Es geht weiter. Hinauf auf den Wolkenberg. Der 160 Meter hohe Berg hat im Süden einen Weinhang. Im Platteaubereich und auf der Ostseite dienen forstliche Renaturierungsflächen als Fördergebiete für den Natur- und Artenschutz. Bewaldete Nord- und Westhänge ergänzen das Bild. „Die weiten Flächen bieten optimale Voraussetzungen für viele Vogelarten. Wenn wir in der landwirtschaftlichen Rekultivierung zielgerichtet Strukturelemente wie Flurgehölzstreifen und temporäre Feuchtbiotope schaffen, nehmen dies die Tiere gern an und das Gebiet wird noch attraktiver für sie.“

Auf dem Bergbaufolgeland entstehen viele neue, artenspezifische Lebensräume, die helfen, dass gesamte Tierleben und den Pflanzenreichtum der Lausitz zu erhalten. Und dieser ist vielfältig, nicht nur bei den Vögeln. Ackerwildkräuter und zahlreiche Blühpflanzen bewirken gleichsam einen Insektenreichtum, der wiederum den Vögeln eine ausreichende Nahrungsbasis bietet um ihre Jungen aufzuziehen.

Seltene Arten locken Besucher

Heimisch im Revier: der Brachpieper, Foto: LEAG

Immer wieder weist Beschow mich auf unterschiedliche „akustische Signale“ hin, wie den markanten Ruf der Wachteln, dem sogenannten „Wachtelschlag“.

Europas kleinster Hühnervogel ist allerdings im Dickicht der Luzerne nicht auszumachen. Oder es ertönt das Trillern der Grauammer. Diese Tiere lieben das offene Feld und sind mit einiger Übung leicht zu entdecken.

In Welzow-Süd werden auch viele Flächen für die landwirtschaftliche Nutzung vorbereitet. Dazu bedarf es einer mehrjährigen Bewirtschaftung mit unterschiedlichen Kulturpflanzen. Ein optimaler Lebensraum für sogenannte Offenlandvögel. „Sie ziehen häufig mit der Tagebaurekultivierung mit.“ In den jungen Waldflächen übernehmen dann andere Vogelarten das Zepter und erobern die entstehenden Lebensräume „Nach sieben bis acht Jahren kommen die ersten Waldvögel wie Pirol, Amsel, Singdrossel und Rotkelchen.“

Auch die Grauammer fühlt sich hier wohl, Foto: LEAG

Mehr als 200 Vogelarten sind im Revier Welzow-Süd nachgewiesen, darunter immerhin 91 Brutvögel.
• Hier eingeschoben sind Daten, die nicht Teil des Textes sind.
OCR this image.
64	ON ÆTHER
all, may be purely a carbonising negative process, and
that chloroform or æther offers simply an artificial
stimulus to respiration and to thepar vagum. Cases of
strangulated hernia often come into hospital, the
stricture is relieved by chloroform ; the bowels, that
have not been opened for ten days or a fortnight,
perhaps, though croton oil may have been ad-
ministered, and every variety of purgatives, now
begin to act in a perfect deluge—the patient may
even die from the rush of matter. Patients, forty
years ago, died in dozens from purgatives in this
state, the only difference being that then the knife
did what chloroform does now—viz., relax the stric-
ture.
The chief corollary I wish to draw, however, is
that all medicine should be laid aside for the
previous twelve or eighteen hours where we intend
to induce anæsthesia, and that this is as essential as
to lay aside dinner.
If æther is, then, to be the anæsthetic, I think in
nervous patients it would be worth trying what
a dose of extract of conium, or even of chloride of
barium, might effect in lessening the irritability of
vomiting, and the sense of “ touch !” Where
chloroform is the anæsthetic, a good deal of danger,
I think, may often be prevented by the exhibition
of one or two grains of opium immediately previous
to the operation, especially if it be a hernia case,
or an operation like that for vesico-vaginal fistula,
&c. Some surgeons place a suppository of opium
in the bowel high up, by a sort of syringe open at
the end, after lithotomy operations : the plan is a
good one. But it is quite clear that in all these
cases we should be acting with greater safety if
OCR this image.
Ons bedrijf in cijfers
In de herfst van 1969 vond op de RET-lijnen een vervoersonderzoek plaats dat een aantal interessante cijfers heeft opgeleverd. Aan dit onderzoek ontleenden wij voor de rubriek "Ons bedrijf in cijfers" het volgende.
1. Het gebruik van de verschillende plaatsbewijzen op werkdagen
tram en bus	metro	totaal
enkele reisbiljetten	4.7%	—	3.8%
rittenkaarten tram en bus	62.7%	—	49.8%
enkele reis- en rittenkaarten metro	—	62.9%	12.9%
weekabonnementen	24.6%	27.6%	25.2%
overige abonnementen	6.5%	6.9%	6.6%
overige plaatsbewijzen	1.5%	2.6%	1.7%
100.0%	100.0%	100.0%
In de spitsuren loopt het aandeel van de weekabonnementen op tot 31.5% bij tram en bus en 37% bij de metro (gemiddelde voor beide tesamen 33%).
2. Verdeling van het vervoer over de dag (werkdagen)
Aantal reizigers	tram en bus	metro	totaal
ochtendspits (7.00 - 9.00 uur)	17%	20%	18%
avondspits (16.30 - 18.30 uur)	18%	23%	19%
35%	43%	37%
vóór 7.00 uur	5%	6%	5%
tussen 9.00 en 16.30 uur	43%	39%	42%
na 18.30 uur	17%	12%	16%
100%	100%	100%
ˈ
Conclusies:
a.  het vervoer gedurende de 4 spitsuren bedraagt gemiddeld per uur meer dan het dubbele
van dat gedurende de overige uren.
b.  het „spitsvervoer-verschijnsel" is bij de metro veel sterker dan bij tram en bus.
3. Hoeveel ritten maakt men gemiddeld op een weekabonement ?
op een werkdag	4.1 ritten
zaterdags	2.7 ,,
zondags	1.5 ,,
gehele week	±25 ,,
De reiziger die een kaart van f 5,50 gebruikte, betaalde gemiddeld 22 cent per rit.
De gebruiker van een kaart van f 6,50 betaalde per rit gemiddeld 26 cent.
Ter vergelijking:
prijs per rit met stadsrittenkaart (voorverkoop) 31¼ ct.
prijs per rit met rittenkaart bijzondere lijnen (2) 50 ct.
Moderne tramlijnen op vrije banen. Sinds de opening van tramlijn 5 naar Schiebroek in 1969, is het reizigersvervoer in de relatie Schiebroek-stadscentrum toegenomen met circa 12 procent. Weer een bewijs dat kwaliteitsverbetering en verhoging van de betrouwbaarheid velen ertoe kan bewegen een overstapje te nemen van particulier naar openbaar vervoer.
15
Einige Arten leben ganzjährig hier, einige verbringen lediglich die Brutzeit im Gebiet und andere ziehen nur durch. „Letztes Jahr rastete hier Anfang August eine Steppenweihe. Ab Mitte August bis Ende September kamen dann mehrere Vögel hinzu, ein Novum bis dato in Deutschland. Auf ihrer „Durchreise“ von Russland/Kasachstan nach Afrika entdeckten die Vögel die nahrungsreichen Flächen im Tagebau und blieben ein paar Tage. Sie wechselten sogar einige Schwungfedern und setzen erst danach ihre Reise ins Winterquartier fort. Die Steppenweihe ist ein sehr seltener Durchzügler und hier normalerweise nicht anzutreffen. Da war hier richtig ‚Orni-Tourismus‘ festzustellen.“

Lehrpfad zeigt Besonderheiten

Die Schilder des ornithologischen Lehrpfads führen durch die Rekultivierungslandschaft, Foto: LEAG

Wer die Vögel des Reviers kennenlernen möchte, kann dies auch auf eigene Faust tun: Seit August 2014 lädt ein ornithologischer Lehrpfad ein, die Besonderheiten der Vogelwelt in den Rekultivierungsflächen im Tagebau Welzow-Süd zu erkunden. Auf einer Strecke von 25 Kilometern, zwischen dem Reiterhof Wuttke und dem Wolkenberg, zeigen acht Tafeln die neuen Bewohner der Fläche und erklären interessante Details zu diesen Pionieren der sich wieder entwickelnden Landschaft.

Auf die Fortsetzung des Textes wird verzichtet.